Verify that all necessary artifacts are present on EGSE Host:

customer@egse-host:~$ ls -lh /var/tftp/tutorial
total 100M
-rw-rw-r-- 1 customer customer  22M Jul 10 11:14 Image
-rw-rw-r-- 1 customer customer 1.6M Jul 10 11:14 boot-firmware.bin
-rw-rw-r-- 1 customer customer 2.8K Jul 10 11:14 boot-pins.scr
-rw-rw-r-- 1 customer customer  86M Jul 10 11:14 antelope-minimal-image-antelope.rootfs.cpio.gz.u-boot
-rw-rw-r-- 1 customer customer  37K Jul 10 11:14 system.dtb

Note

Exact file size might differ a bit but they should be in the same range (for example antelope-minimal-image-antelope.rootfs.cpio.gz.u-boot shall be about ~85MB)

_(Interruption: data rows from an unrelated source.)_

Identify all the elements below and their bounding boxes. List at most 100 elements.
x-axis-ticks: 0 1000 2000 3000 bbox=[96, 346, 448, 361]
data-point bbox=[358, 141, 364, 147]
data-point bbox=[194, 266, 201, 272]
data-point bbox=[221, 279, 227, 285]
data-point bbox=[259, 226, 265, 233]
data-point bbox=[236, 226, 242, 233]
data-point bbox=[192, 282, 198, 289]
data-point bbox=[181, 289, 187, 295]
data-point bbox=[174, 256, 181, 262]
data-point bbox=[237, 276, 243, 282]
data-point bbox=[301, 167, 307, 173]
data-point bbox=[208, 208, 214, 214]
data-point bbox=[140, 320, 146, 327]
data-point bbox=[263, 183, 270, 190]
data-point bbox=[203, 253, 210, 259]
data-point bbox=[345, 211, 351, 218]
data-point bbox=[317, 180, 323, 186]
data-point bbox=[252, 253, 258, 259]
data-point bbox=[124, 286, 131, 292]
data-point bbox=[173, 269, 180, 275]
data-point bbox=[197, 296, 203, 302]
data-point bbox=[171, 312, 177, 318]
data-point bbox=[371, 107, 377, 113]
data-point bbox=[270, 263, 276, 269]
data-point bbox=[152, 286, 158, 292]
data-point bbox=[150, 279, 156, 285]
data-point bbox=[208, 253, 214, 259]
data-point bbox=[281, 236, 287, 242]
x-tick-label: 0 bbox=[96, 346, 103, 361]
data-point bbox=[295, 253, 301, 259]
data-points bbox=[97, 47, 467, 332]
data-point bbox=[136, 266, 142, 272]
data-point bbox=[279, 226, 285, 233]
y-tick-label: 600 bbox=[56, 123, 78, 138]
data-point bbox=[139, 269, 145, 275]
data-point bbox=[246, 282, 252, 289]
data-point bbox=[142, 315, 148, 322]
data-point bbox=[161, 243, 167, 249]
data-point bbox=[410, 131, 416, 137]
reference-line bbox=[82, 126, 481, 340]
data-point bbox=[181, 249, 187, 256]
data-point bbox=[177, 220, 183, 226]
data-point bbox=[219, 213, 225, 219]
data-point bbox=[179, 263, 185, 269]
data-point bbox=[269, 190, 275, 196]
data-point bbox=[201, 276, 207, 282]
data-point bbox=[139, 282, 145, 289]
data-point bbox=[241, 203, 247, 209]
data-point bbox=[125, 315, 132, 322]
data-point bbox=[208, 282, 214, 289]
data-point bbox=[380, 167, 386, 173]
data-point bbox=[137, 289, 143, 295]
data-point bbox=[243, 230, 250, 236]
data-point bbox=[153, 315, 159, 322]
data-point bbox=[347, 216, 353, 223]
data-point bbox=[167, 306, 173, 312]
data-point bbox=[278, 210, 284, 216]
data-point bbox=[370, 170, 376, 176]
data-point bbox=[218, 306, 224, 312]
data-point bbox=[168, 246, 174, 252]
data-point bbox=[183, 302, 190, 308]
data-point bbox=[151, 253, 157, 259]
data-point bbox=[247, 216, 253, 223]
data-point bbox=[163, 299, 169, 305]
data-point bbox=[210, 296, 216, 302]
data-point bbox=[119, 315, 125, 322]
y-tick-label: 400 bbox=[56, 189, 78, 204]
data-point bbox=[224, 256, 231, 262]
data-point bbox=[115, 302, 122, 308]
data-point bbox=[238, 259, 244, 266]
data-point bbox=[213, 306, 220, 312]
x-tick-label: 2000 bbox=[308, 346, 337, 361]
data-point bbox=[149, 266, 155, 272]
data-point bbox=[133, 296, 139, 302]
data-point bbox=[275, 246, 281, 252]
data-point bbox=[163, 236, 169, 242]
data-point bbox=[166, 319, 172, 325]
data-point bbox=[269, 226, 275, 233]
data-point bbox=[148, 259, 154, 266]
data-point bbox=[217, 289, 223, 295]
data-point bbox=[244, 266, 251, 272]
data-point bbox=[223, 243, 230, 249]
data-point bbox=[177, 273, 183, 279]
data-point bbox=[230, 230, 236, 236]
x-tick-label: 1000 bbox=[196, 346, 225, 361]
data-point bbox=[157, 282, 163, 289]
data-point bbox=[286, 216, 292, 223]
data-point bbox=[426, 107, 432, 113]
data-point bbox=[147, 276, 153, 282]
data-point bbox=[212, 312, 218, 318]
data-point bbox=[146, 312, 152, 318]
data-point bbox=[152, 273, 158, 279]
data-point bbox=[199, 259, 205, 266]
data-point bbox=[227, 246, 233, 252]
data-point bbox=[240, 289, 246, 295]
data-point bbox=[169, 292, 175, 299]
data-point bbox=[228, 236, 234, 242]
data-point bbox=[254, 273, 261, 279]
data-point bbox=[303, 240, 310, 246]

Ensure that Antelope is powered off

customer@egse-host:~$ sml power off
Powering off...Success

Power on Antelope

customer@egse-host:~$ sml power on
Powering on...Success

Power on DPU

customer@egse-host:~$ sml dpu power on
Powering on...Success

Open second SSH connection to EGSE Host and start minicom to observe boot process
```
customer@egse-host:~$ minicom -D /dev/sml/antelope-dpu-uart
```
Leave this terminal open and get back to SSH connection used in previous steps.
Release DPU from reset
```
customer@egse-host:~$ sml dpu reset off 7
```
Note

Boot firmware is the same as in Enable programmable logic support.
DPU boot process should be visible in minicom terminal
Log in to DPU using root user
```
antelope login: root
root@antelope:~#
```

Load DPU bitstream

root@antelope:~# fpgautil -o /lib/firmware/antelope-dpu/overlay.dtbo

Verify that DPU instance is visible in system

root@antelope:~# xdputil query
{
   "DPU IP Spec":{
      "DPU Core Count":1,
      "IP version":"v4.1.0",
      "enable softmax":"False"
   },
   "VAI Version":{
      "libvart-runner.so":"Xilinx vart-runner Version: 3.5.0-b7953a2a9f60e23efdfced5c186328dd144966,
      "libvitis_ai_library-dpu_task.so":"Advanced Micro Devices vitis_ai_library dpu_task Version: ,
      "libxir.so":"Xilinx xir Version: xir-b7953a2a9f60e23efdfced5c186328dd1449665c 2024-07-15-16:5,
      "target_factory":"target-factory.3.5.0 b7953a2a9f60e23efdfced5c186328dd1449665c"
   },
   "kernels":[
      {
            "DPU Arch":"DPUCZDX8G_ISA1_B1024",
            "DPU Frequency (MHz)":100,
            "XRT Frequency (MHz)":100,
            "cu_idx":0,
            "fingerprint":"0x101000056010402",
            "is_vivado_flow":true,
            "name":"DPU Core 0"
      }
   ]
}

Follow Machine learning model deployment tutorials to train, compile and deploy model to Deep-learning Processor Unit.

Summary¶

In this tutorial you walked through steps required to include Deep-learning Processor Unit in FPGA design and integrate it with Yocto project.